What is "Market Value?" (See list of FAQ's)
In real estate appraising, Market Value is commonly defined as:
"The most probable price (in terms of money) which a property should bring in a competitive and open market under all conditions requisite to a fair sale, the buyer and seller each acting prudently and knowledgeably, and assuming the price is not affected by undue stimulus. Implicit in this definition is the consummation of a sale as of a specified date and the passing of title from seller to buyer under conditions whereby: the buyer and seller are typically motivated; both parties are well informed or well advised, and acting in what they consider their best interests; a reasonable time is allowed for exposure in the open market; payment is made in terms of cash in United States dollars or in terms of financial arrangements comparable thereto; and the price represents the normal consideration for the property sold unaffected by special or creative financing or sales concessions granted by anyone associated with the sale."
Does the appraisal belong to the bank or the consumer? (See list of FAQ's)
For mortgage transactions, the lender requests the appraisal, either directly or through a third party.
While the buyer pays for the report as part of the closing costs, the lender retains the right to use the report or any information contained within. The
buyer is certainly entitled to a copy of the report - it's usually bundled with all the other closing documents - but is not allowed to use the report for any other purpose without permission from the lender.
It's different when it's the homeowner engaging the appraiser for things outside securing a mortgage.
In these cases, the appraiser may stipulate the purpose of the appraisal; for PMI removal, or estate planning or tax challenges, for example.

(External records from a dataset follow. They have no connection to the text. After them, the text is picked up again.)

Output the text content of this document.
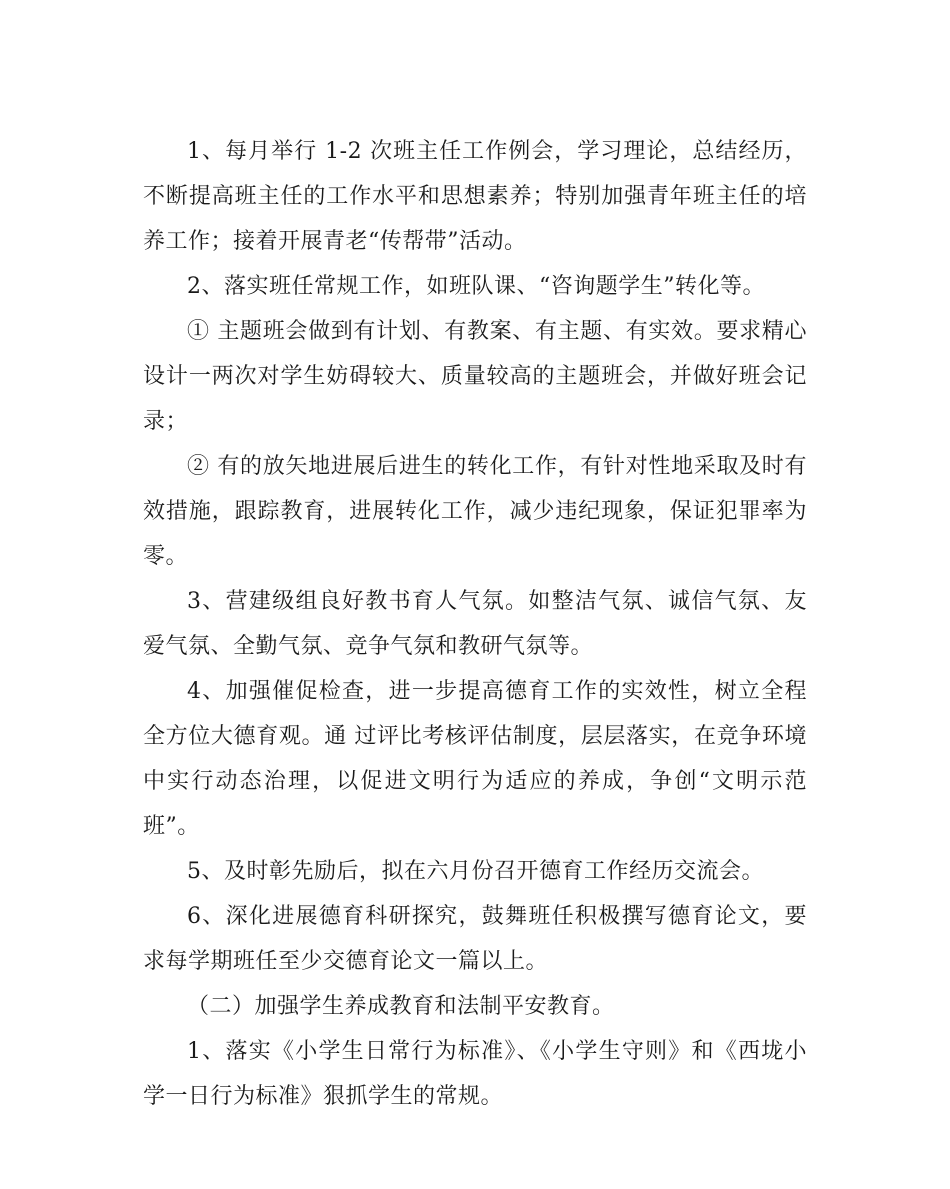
1、每月举行 1-2 次班主任工作例会，学习理论，总结经历，不断提高班主任的工作水平和思想素养；特别加强青年班主任的培养工作；接着开展青老“传帮带”活动。

2、落实班任常规工作，如班队课、“咨询题学生”转化等。

① 主题班会做到有计划、有教案、有主题、有实效。要求精心设计一两次对学生妨碍较大、质量较高的主题班会，并做好班会记录；

② 有的放矢地进展后进生的转化工作，有针对性地采取及时有效措施，跟踪教育，进展转化工作，减少违纪现象，保证犯罪率为零。

3、营建级组良好教书育人气氛。如整洁气氛、诚信气氛、友爱气氛、全勤气氛、竞争气氛和教研气氛等。

4、加强催促检查，进一步提高德育工作的实效性，树立全程全方位大德育观。通 过评比考核评估制度，层层落实，在竞争环境中实行动态治理，以促进文明行为适应的养成，争创“文明示范班”。

5、及时彰先励后，拟在六月份召开德育工作经历交流会。

6、深化进展德育科研探究，鼓舞班任积极撰写德育论文，要求每学期班任至少交德育论文一篇以上。

（二）加强学生养成教育和法制平安教育。

1、落实《小学生日常行为标准》、《小学生守则》和《西垅小学一日行为标准》狠抓学生的常规。
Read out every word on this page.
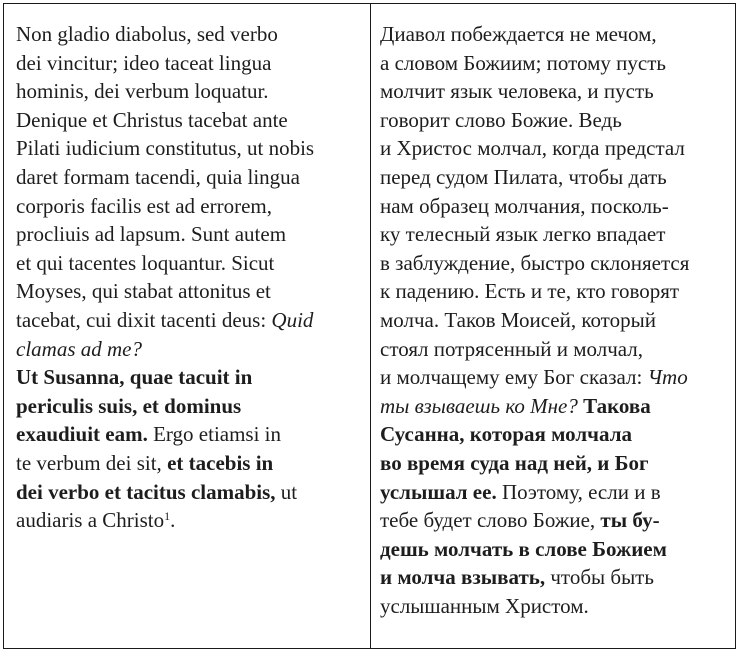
Non gladio diabolus, sed verbo
dei vincitur; ideo taceat lingua
hominis, dei verbum loquatur.
Denique et Christus tacebat ante
Pilati iudicium constitutus, ut nobis
daret formam tacendi, quia lingua
corporis facilis est ad errorem,
procliuis ad lapsum. Sunt autem
et qui tacentes loquantur. Sicut
Moyses, qui stabat attonitus et
tacebat, cui dixit tacenti deus: Quid
clamas ad me?
Ut Susanna, quae tacuit in
periculis suis, et dominus
exaudiuit eam. Ergo etiamsi in
te verbum dei sit, et tacebis in
dei verbo et tacitus clamabis, ut
audiaris a Christo$^1$.
Диавол побеждается не мечом,
а словом Божиим; потому пусть
молчит язык человека, и пусть
говорит слово Божие. Ведь
и Христос молчал, когда предстал
перед судом Пилата, чтобы дать
нам образец молчания, посколь-
ку телесный язык легко впадает
в заблуждение, быстро склоняется
к падению. Есть и те, кто говорят
молча. Таков Моисей, который
стоял потрясенный и молчал,
и молчащему ему Бог сказал: Что
ты взываешь ко Мне? Такова
Сусанна, которая молчала
во время суда над ней, и Бог
услышал ее. Поэтому, если и в
тебе будет слово Божие, ты бу-
дешь молчать в слове Божием
и молча взывать, чтобы быть
услышанным Христом.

If not stated otherwise, the home owner can do whatever they want with the appraisal.
How can I get the most ROI out of home improvements? (See list of FAQ's)
The added value of a particular amenity truly depends on the local market.
adding a central air conditioner in to a home in the South may add significant value, while putting one in a home near the Pacific Northwest might not have much impact.
No matter where you go, however, renovating a kitchen is almost always a safe investment.
One recent study revealed that putting $20,000 into a kitchen remodel would add about $17,500 to the value of the home - or about an 88% return on investment.
Bathrooms weren't far behind, returning 85%.
On the contrary, work that may not increase your value would be painting just for the sake of redecorating.